JUÍZOS SOBRE A NOSSA DEMOCRACIA
Lendo o artigo em baixo, da autoria de João César das Neves, publicado no Diário de Notícias em 22 deste mês, apraz recortar duas possíveis conclusões que são antagónicas no seu sentido:
- A primeira é que já cá cantam 35 anos de democracia contínua e suficientemente estável. E ela não parece ter inimigos à vista, com os militares (actores históricos de golpes e revoluções) regressados de vez às casernas e com a tropa minguada como nunca antes se vira. E com os possíveis candidatos a ditador escondidos atrás de um qualquer biombo ou pregando no deserto ideologias mortas.
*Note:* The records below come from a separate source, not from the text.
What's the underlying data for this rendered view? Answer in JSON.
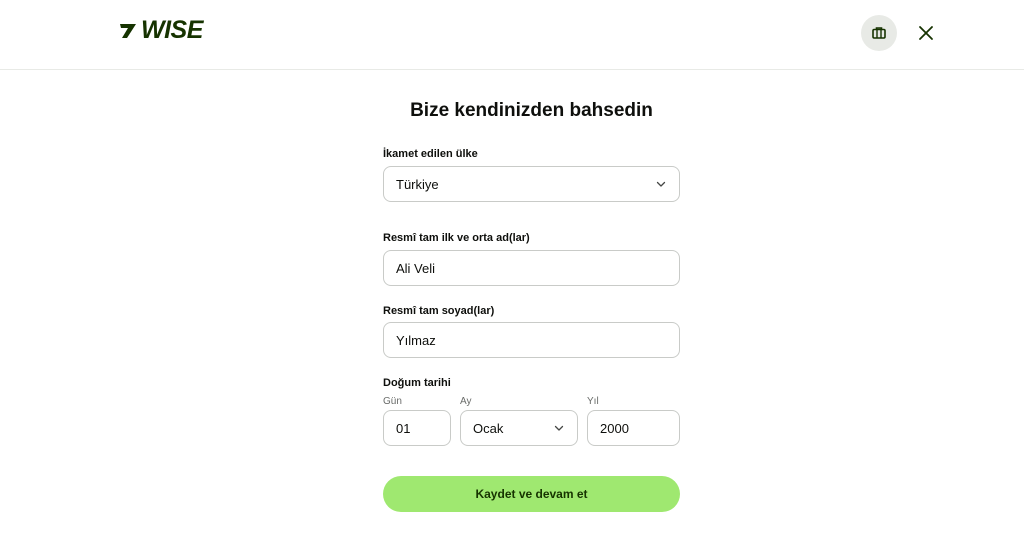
{
  "header": {
    "logo_text": "WISE",
    "help_icon": "briefcase-icon",
    "close_icon": "close-icon"
  },
  "page": {
    "title": "Bize kendinizden bahsedin"
  },
  "form": {
    "country": {
      "label": "İkamet edilen ülke",
      "value": "Türkiye"
    },
    "first_name": {
      "label": "Resmî tam ilk ve orta ad(lar)",
      "value": "Ali Veli"
    },
    "last_name": {
      "label": "Resmî tam soyad(lar)",
      "value": "Yılmaz"
    },
    "dob": {
      "label": "Doğum tarihi",
      "day": {
        "label": "Gün",
        "value": "01"
      },
      "month": {
        "label": "Ay",
        "value": "Ocak"
      },
      "year": {
        "label": "Yıl",
        "value": "2000"
      }
    },
    "submit_label": "Kaydet ve devam et"
  },
  "colors": {
    "brand_green": "#163300",
    "accent_green": "#9fe870",
    "border": "#c9cbc8"
  }
}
- A segunda é que, como diz João César das Neves, “os traços do carácter nacional são indisfarçáveis”. Isto é, nas nossas entranhas continuam intactos os embaraços que nos impedem de ir mais além, como insuficiente civismo, maledicência, inveja, mesquinhez, etc. No entanto, como diz César das Neves, “apesar dos defeitos, Sócrates, Leite, Louçã, Jerónimo e Portas nada têm a ver com Passos, Fontes, Hintze, Afonso Costa e Brito Camacho”. Caso para acrescentar que, se geneticamente possa haver alguma herança, esta porém não resiste à assepsia dos actuais laboratórios.
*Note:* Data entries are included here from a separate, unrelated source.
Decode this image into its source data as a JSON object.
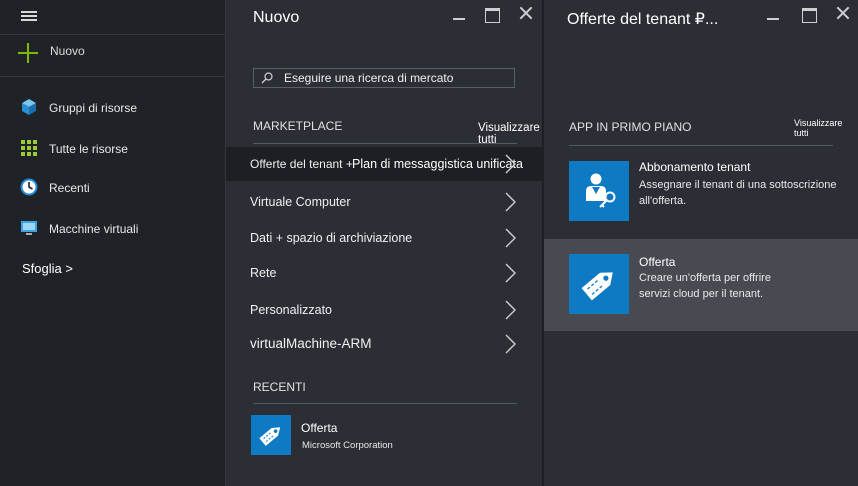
{
  "nav": {
    "new_label": "Nuovo",
    "items": [
      {
        "label": "Gruppi di risorse",
        "icon": "cube-icon"
      },
      {
        "label": "Tutte le risorse",
        "icon": "grid-icon"
      },
      {
        "label": "Recenti",
        "icon": "clock-icon"
      },
      {
        "label": "Macchine virtuali",
        "icon": "monitor-icon"
      }
    ],
    "browse_label": "Sfoglia >"
  },
  "new_blade": {
    "title": "Nuovo",
    "search_placeholder": "Eseguire una ricerca di mercato",
    "marketplace_label": "MARKETPLACE",
    "see_all": "Visualizzare tutti",
    "items": [
      {
        "label": "Offerte del tenant +"
      },
      {
        "label": "Virtuale Computer"
      },
      {
        "label": "Dati + spazio di archiviazione"
      },
      {
        "label": "Rete"
      },
      {
        "label": "Personalizzato"
      },
      {
        "label": "virtualMachine-ARM"
      }
    ],
    "tooltip": "Plan di messaggistica unificata",
    "recent_label": "RECENTI",
    "recent": {
      "title": "Offerta",
      "publisher": "Microsoft Corporation",
      "icon": "tag-icon"
    }
  },
  "offers_blade": {
    "title": "Offerte del tenant ₽...",
    "featured_label": "APP IN PRIMO PIANO",
    "see_all": "Visualizzare tutti",
    "items": [
      {
        "title": "Abbonamento tenant",
        "desc1": "Assegnare il tenant di una sottoscrizione",
        "desc2": "all'offerta.",
        "icon": "user-key-icon"
      },
      {
        "title": "Offerta",
        "desc1": "Creare un'offerta per offrire",
        "desc2": "servizi cloud per il tenant.",
        "icon": "tag-icon"
      }
    ]
  },
  "colors": {
    "accent": "#0e7ac4",
    "new_plus": "#7fba00",
    "selected_bg": "#474b51"
  }
}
Seja como for, o país real já não é o mesmo de outrora, por mais que aleguem o contrário os profetas da desgraça e os vendedores de banha de cobra de tenda armada. E o regime vai-se aguentando firme sobre as pernas, por mais que alguns pseudo-moralistas lhe apontem entorses e sinais de degenerescência. Por mais que a imprensa dê primazia às nossas angústias quotidianas e por mais que opinadores de sofá nos confundam com a enovelada filigrana da sua inteligência.
Pois dá algum conforto saber que já cá cantam 35 anos de democracia contínua, após mais de um século de experiências malogradas. Até porque, como diz João César das Neves, se “persistem problemas evidentes, são semelhantes aos de Espanha, França e Itália, não aos horrores que nos assombraram o século XIX e primeiro quartel do XX”.